Von Jürgen Lutz|Kempten/MagdeburgEs gab Zeiten, da schien die Profi-Karriere von Frank Gerster (31) aus Kempten schon beendet, ehe sie so richtig begonnen hatte. Dem senkrechten Aufstieg beim FC Bayern München unter Trainer Giovanni Trapattoni folgte der senkrechte Abfall bei Eintracht Frankfurt unter Trainer Horst Ehrmanntraut. Drei Jahre saß Gerster auf der hessischen Bank, am Ende nur noch auf der Tribüne. Bundesliga ade, Karriere ade. Fast. Der Allgäuer ließ sich letztlich doch nicht unterkriegen, ging Umwege über die Provinz (Fulda, Emden ) und landete vor eineinhalb Jahren dann beim 1. FC Magdeburg. Zu Zeiten der DDR eine noble Adresse und jetzt fast in die 2. Bundesliga aufgestiegen.
Es war am letzten Spieltag in der Regionalliga Nord. Magdeburg empfing den FC St. Pauli, der schon als Aufsteiger in die 2. Bundesliga feststand. Es war die letzte Minute. Spielstand 1:1. Nur ein Sieg hätte Magdeburg zum Aufstieg gereicht. Der Ball kommt quer auf Gerster. Genau auf seinen starken linken Fuß. Im Training hat er so ein Ding aus gut 20 Metern schon wer weiß wie oft rein genagelt. Auch diesmal lässt der Allgäuer den Ball leicht über den Spann rutschen. Flach und mit Effet. Der Torhüter hätte keine Chance gehabt. Doch der Ball streift um Zentimeter neben dem rechten Pfosten ins Aus.

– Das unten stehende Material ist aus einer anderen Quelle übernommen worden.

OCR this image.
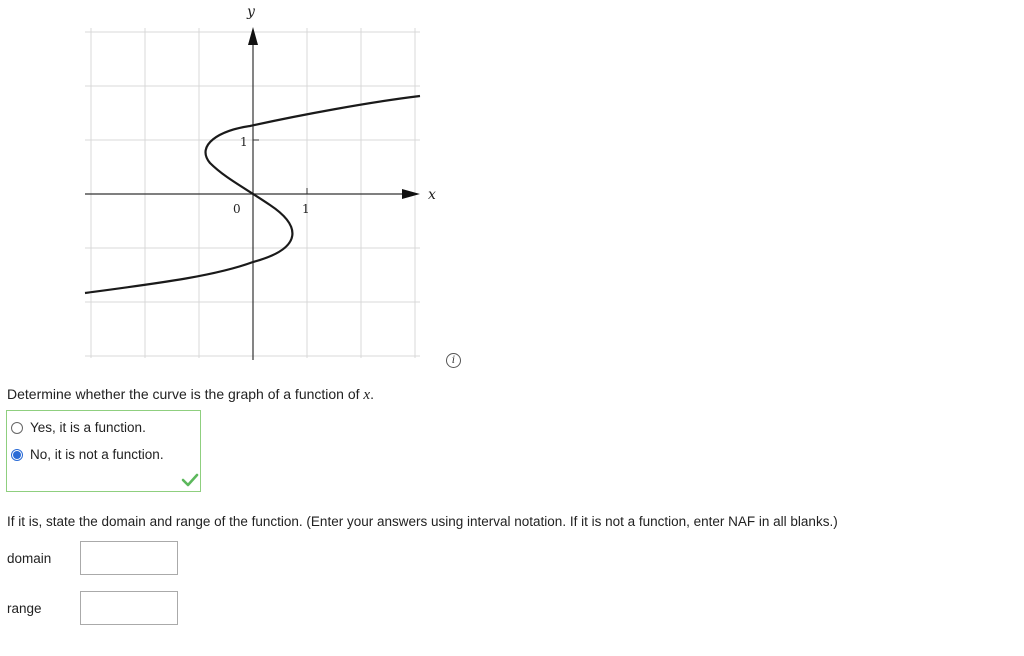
x
y
0	1
1
i
Determine whether the curve is the graph of a function of x.
Yes, it is a function.
No, it is not a function.
If it is, state the domain and range of the function. (Enter your answers using interval notation. If it is not a function, enter NAF in all blanks.)
domain
range
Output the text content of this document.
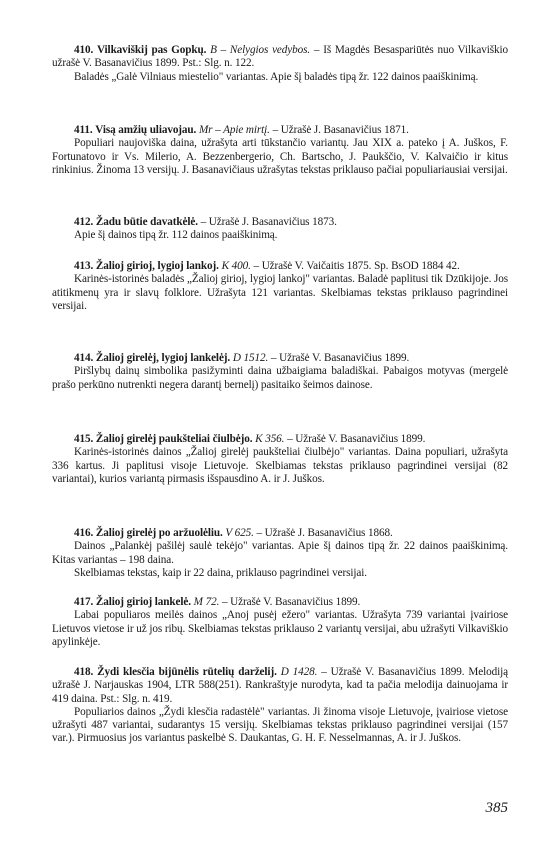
410. Vilkaviškij pas Gopkų. B – Nelygios vedybos. – Iš Magdės Besaspariūtės nuo Vilkaviškio užrašė V. Basanavičius 1899. Pst.: Slg. n. 122.

Baladės „Galė Vilniaus miestelio" variantas. Apie šį baladės tipą žr. 122 dainos paaiškinimą.

411. Visą amžių uliavojau. Mr – Apie mirtį. – Užrašė J. Basanavičius 1871.

Populiari naujoviška daina, užrašyta arti tūkstančio variantų. Jau XIX a. pateko į A. Juškos, F. Fortunatovo ir Vs. Milerio, A. Bezzenbergerio, Ch. Bartscho, J. Paukščio, V. Kalvaičio ir kitus rinkinius. Žinoma 13 versijų. J. Basanavičiaus užrašytas tekstas priklauso pačiai populiariausiai versijai.

412. Žadu būtie davatkėlė. – Užrašė J. Basanavičius 1873.

Apie šį dainos tipą žr. 112 dainos paaiškinimą.

413. Žalioj girioj, lygioj lankoj. K 400. – Užrašė V. Vaičaitis 1875. Sp. BsOD 1884 42.

Karinės-istorinės baladės „Žalioj girioj, lygioj lankoj" variantas. Baladė paplitusi tik Dzūkijoje. Jos atitikmenų yra ir slavų folklore. Užrašyta 121 variantas. Skelbiamas tekstas priklauso pagrindinei versijai.

414. Žalioj girelėj, lygioj lankelėj. D 1512. – Užrašė V. Basanavičius 1899.

Piršlybų dainų simbolika pasižyminti daina užbaigiama baladiškai. Pabaigos motyvas (mergelė prašo perkūno nutrenkti negera darantį bernelį) pasitaiko šeimos dainose.

415. Žalioj girelėj paukšteliai čiulbėjo. K 356. – Užrašė V. Basanavičius 1899.

Karinės-istorinės dainos „Žalioj girelėj paukšteliai čiulbėjo" variantas. Daina populiari, užrašyta 336 kartus. Ji paplitusi visoje Lietuvoje. Skelbiamas tekstas priklauso pagrindinei versijai (82 variantai), kurios variantą pirmasis išspausdino A. ir J. Juškos.

416. Žalioj girelėj po aržuolėliu. V 625. – Užrašė J. Basanavičius 1868.

Dainos „Palankėj pašilėj saulė tekėjo" variantas. Apie šį dainos tipą žr. 22 dainos paaiškinimą. Kitas variantas – 198 daina.

Skelbiamas tekstas, kaip ir 22 daina, priklauso pagrindinei versijai.

417. Žalioj girioj lankelė. M 72. – Užrašė V. Basanavičius 1899.

Labai populiaros meilės dainos „Anoj pusėj ežero" variantas. Užrašyta 739 variantai įvairiose Lietuvos vietose ir už jos ribų. Skelbiamas tekstas priklauso 2 variantų versijai, abu užrašyti Vilkaviškio apylinkėje.

418. Žydi klesčia bijūnėlis rūtelių darželij. D 1428. – Užrašė V. Basanavičius 1899. Melodiją užrašė J. Narjauskas 1904, LTR 588(251). Rankraštyje nurodyta, kad ta pačia melodija dainuojama ir 419 daina. Pst.: Slg. n. 419.

Populiarios dainos „Žydi klesčia radastėlė" variantas. Ji žinoma visoje Lietuvoje, įvairiose vietose užrašyti 487 variantai, sudarantys 15 versijų. Skelbiamas tekstas priklauso pagrindinei versijai (157 var.). Pirmuosius jos variantus paskelbė S. Daukantas, G. H. F. Nesselmannas, A. ir J. Juškos.

385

Unmittelbar nach Gersters Fehlschuss pfeift der Schiedsrichter ab. Gerster sackt in sich zusammen. Bleibt liegen. Ein Häufchen Elend. 'Sieg oder Sibirien', sagt er jetzt humorvoll. Es wurde Sibirien. Nicht mal 20 Zentimeter fehlten. Der ferne Osten blieb ihm aber erspart.
Inzwischen ist er wieder senkrecht und erinnert sich: 'Das war so bitter. So ist Fußball. In der Nacht habe ich schlecht geschlafen.' Das war vor knapp fünf Wochen. In der Zwischenzeit hat er sich gefangen und neue Ziele im Visier. 'Ich bin mit 31 Jahren wieder hungrig nach Fußball geworden', sagt er. Und er will zurück in die Bundesliga, auch wenn es nur die Zweite ist.
'Fünf Jahre kann ich auf diesem Niveau schon noch spielen. Ich will in der Zeit, die mir als Profi bleibt, Spaß haben, erfolgreich sein und die jungen Spieler in der Mannschaft führen.' Gerster ist beliebt und er ist ein Führungsspieler geworden. Die Fans in Magdeburg haben ihn zum 'Spieler der Saison' gewählt.
Der Aufstieg war so nah. 'Das wäre es gewesen. Mit einem Tor in die 2. Liga' Dann verdrängt er die Erinnerung. 'Entweder ich verlängere hier in Magdeburg bis 2010, oder ich wechsle zu einem Verein in die 2. Liga.' Der Umzug wäre schnell bewältigt. Seit er für Magdeburg spielt, wohnt er im Hotel.